Cisco announced this morning its plans to acquire Israeli software maker Intucell for around $475 million in cash, as the networking giant seeks to expand its mobile network-management offering.
Cisco said in a statement that the company will enhance Cisco's commitment to global service providers by adding a "crucial network-intelligence layer" that will ultimately manage and increase the quality and efficiency of its mobile users.
Intucell employees will be integrated with Cisco's Service Provider Mobility Group.
The deal is expected to close in the third quarter of Cisco's fiscal year subject to customary closing conditions and regulatory approval.
Ra'anana, Israel-based Intucell is a privately held firm that provides advanced self-optimizing network software, which helps cellular networks plan, manage, configure, and optimize cell networks automatically, by determining changes to the network in real time.
Senior vice president and general manager for Cisco Service Provider Mobility Group, Kelly Ahuja, said in prepared remarks:
The mobile network of the future must be able to scale intelligently to address growing and often unpredictable traffic patterns, while also enabling carriers to generate incremental revenue streams.
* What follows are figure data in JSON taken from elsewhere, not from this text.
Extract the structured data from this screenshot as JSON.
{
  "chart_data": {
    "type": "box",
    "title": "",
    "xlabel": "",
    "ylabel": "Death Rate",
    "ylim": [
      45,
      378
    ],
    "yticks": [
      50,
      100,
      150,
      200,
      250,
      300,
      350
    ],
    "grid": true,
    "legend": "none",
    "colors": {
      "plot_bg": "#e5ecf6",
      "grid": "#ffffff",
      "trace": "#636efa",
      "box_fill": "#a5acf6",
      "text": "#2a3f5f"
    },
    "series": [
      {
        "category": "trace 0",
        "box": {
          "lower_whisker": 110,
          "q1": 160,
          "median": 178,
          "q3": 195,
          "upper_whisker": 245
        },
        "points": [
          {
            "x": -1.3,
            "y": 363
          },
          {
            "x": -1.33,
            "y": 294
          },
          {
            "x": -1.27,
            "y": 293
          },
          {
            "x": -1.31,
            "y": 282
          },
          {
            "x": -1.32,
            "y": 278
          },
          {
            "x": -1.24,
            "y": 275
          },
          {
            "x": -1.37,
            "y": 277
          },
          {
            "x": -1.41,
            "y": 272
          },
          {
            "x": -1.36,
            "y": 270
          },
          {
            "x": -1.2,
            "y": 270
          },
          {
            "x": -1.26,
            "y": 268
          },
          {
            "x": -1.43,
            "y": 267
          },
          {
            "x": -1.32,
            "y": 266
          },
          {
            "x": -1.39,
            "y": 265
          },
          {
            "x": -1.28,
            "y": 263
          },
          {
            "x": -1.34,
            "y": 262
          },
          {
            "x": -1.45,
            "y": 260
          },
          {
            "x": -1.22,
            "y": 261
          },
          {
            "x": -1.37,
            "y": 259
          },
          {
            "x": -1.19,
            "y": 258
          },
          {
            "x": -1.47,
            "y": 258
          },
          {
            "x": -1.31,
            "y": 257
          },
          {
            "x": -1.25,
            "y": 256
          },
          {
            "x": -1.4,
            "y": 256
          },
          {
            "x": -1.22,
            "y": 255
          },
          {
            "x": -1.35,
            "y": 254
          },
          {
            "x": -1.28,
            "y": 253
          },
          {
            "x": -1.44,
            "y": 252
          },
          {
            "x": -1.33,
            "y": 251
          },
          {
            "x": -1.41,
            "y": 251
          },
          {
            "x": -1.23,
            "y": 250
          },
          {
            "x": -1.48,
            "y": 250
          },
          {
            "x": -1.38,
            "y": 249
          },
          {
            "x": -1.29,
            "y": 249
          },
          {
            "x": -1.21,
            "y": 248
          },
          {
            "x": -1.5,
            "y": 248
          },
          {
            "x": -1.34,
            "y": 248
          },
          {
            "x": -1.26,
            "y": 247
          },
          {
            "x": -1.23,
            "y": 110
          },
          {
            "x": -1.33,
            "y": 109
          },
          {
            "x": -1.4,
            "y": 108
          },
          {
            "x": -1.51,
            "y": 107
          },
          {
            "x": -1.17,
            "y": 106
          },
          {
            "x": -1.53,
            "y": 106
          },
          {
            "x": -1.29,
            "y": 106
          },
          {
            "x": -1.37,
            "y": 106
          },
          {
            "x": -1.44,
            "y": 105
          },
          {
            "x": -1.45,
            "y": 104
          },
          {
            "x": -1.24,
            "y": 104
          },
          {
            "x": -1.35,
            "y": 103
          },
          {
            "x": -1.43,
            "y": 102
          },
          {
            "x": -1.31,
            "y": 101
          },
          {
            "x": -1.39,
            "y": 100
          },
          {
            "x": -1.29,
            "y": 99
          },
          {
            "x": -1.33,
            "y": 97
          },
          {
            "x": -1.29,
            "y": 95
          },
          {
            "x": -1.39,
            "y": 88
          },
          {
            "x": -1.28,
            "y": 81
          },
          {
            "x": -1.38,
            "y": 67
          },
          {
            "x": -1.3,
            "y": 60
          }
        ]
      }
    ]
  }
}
Through the addition of Intucell's industry-leading SON technology, Cisco's service provider mobility portfolio provides operators with unparalleled network intelligence and the unique ability to not only accommodate exploding network traffic, but to profit from it.
One of the more interesting facts here is that Cisco continues to churn through the acquisition spending spree it fell into during 2012.
Put two and two together, and you can see Cisco is ramping up its networking, network, and cellular management services, and cloud offering altogether. Cisco knows that the cloud is where it's at next--even if it did fall behind on the times slightly, compared to its rivals in the networking space--and continues to push aggressively in that space.